Membership is free and open to anyone with ideas to share, with supporters often meeting on Second Life's Terasem sim along with the usual social media sites to discuss the latest in transhumanist trends. He likens the Turing Church's formational tenets to the fundamentals of computer operations development.

"A good analogy… is the Linux kernel, which can be reused to build Ubuntu with a nice graphical user interface wrapped around," Prisco said. "I focus on the kernel and leave the graphical interface to others."

Prisco anticipates and welcomes disagreements within the movement, even if that means the Turing Church will eventually transform into something completely different than what he first envisioned. Hypothetically, the more minds at work creating different paths towards the divine, the better chance humanity has at actually reaching this goal.

"An important point… is that the (inevitable) differences between contributors shouldn't be allowed to paralyze or water down the project," he said. "Fork instead of over-arguing… [B]etter two separate forks than one master distribution watered-down by too many compromises."

It's important to note here that, unlike many boutique existential communities one can find online, Prisco says he refuses to let his project to devolve into a cult of personality. The Turing Church is meant for the collective good, wholly egalitarian and devoid of any centralized hierarchical structure. The goal is long-term technological resurrection of the dead into new forms of consciousness, be it physical or otherwise—a project that, if feasible, can only be accomplished through the collaborative efforts of all.

"I think wise old men make excellent advisers but poor leaders," he told Ben Goertzel in an interview for IEET. "In general, I believe a social movement needs all sorts of persons and personalities."

Prisco giving a talk in New York City in October.

I message Prisco to ask how he'd feel if the Turing Church forked in a direction he never envisioned, something more hardline and inflexible, or one focused on an individual or individuals.

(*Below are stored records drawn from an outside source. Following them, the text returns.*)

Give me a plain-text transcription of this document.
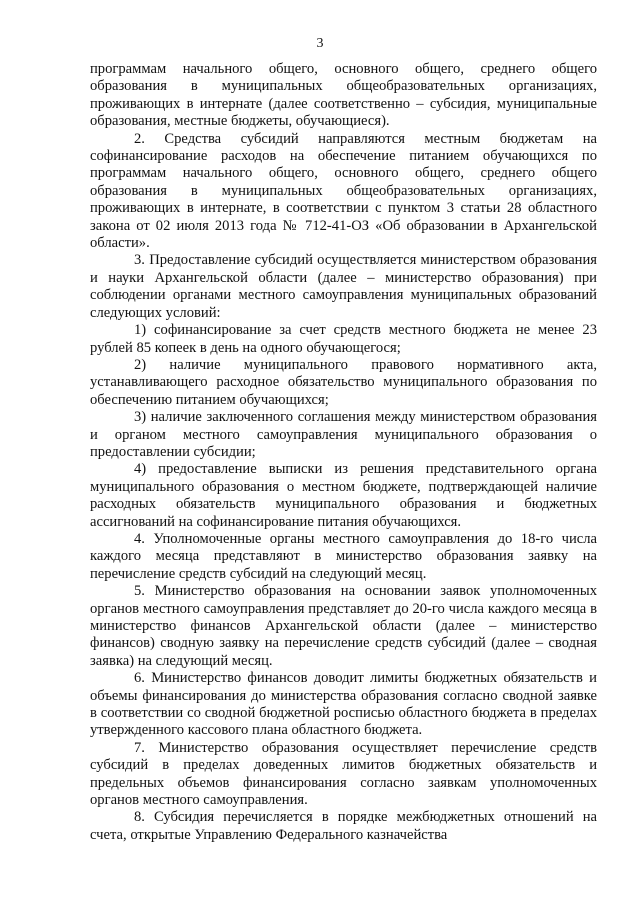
3

программам начального общего, основного общего, среднего общего образования в муниципальных общеобразовательных организациях, проживающих в интернате (далее соответственно – субсидия, муниципальные образования, местные бюджеты, обучающиеся).

2. Средства субсидий направляются местным бюджетам на софинансирование расходов на обеспечение питанием обучающихся по программам начального общего, основного общего, среднего общего образования в муниципальных общеобразовательных организациях, проживающих в интернате, в соответствии с пунктом 3 статьи 28 областного закона от 02 июля 2013 года № 712-41-ОЗ «Об образовании в Архангельской области».

3. Предоставление субсидий осуществляется министерством образования и науки Архангельской области (далее – министерство образования) при соблюдении органами местного самоуправления муниципальных образований следующих условий:

1) софинансирование за счет средств местного бюджета не менее 23 рублей 85 копеек в день на одного обучающегося;

2) наличие муниципального правового нормативного акта, устанавливающего расходное обязательство муниципального образования по обеспечению питанием обучающихся;

3) наличие заключенного соглашения между министерством образования и органом местного самоуправления муниципального образования о предоставлении субсидии;

4) предоставление выписки из решения представительного органа муниципального образования о местном бюджете, подтверждающей наличие расходных обязательств муниципального образования и бюджетных ассигнований на софинансирование питания обучающихся.

4. Уполномоченные органы местного самоуправления до 18-го числа каждого месяца представляют в министерство образования заявку на перечисление средств субсидий на следующий месяц.

5. Министерство образования на основании заявок уполномоченных органов местного самоуправления представляет до 20-го числа каждого месяца в министерство финансов Архангельской области (далее – министерство финансов) сводную заявку на перечисление средств субсидий (далее – сводная заявка) на следующий месяц.

6. Министерство финансов доводит лимиты бюджетных обязательств и объемы финансирования до министерства образования согласно сводной заявке в соответствии со сводной бюджетной росписью областного бюджета в пределах утвержденного кассового плана областного бюджета.

7. Министерство образования осуществляет перечисление средств субсидий в пределах доведенных лимитов бюджетных обязательств и предельных объемов финансирования согласно заявкам уполномоченных органов местного самоуправления.

8. Субсидия перечисляется в порядке межбюджетных отношений на счета, открытые Управлению Федерального казначейства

"I would feel misunderstood, and keep a distance," he responded. "I wouldn't denounce or condemn them, but ignore them."

Prisco pivots to the sad fact that occurs within many radical social projects, be it philosophical, technological, or religious: power can be a pretty corruptible force.

"Having said that, I concede that most people seem to need centralized dogmas and rigid hierarchies, and 'leaders' are always willing and ready to exploit those needs, so I guess if my ideas gain traction there will be centralized, rigid and dogmatic interpretations with plenty of geography and zoning norms," he says, referring to his theory that the current state of religion is too dependent on societal regulations, or theologies informed solely by ancient surroundings.

"All popular philosophies and religions have dumbed-down formulations for unthinking brainwashed followers," Prisco adds. "At the same time, a dumbed-down philosophy can be an entry point to a mature philosophy for those who want to do some thinking, so I guess dumbed-down stuff has a role to play."

As transhumanism further works its way into mainstream culture, much of the conversation will continue focusing on its most effective direction. Strictly scientific proponents will deny any room for faith, while the religiously-inclined will contend religiosity to be useful, if not necessary, in human development. It dawns on me while searching the troubleshooting section of Skype's website that at least a certain kind of faith seems necessary in the movement; namely, faith in bigger and brighter minds than my own finding a common ground in their quest for our collective transcendence. Before my computer crashes yet again, I manage to ask Prisco what he thinks of comments from detractors such as Yudkowsky or Zoltan Istvan, the Transhumanist Party's presidential candidate.

"I don't take [the critics] seriously enough to waste valuable time responding," he writes back. "...I deny their claimed right to choose what has a place and what has no place in the transhumanist movement."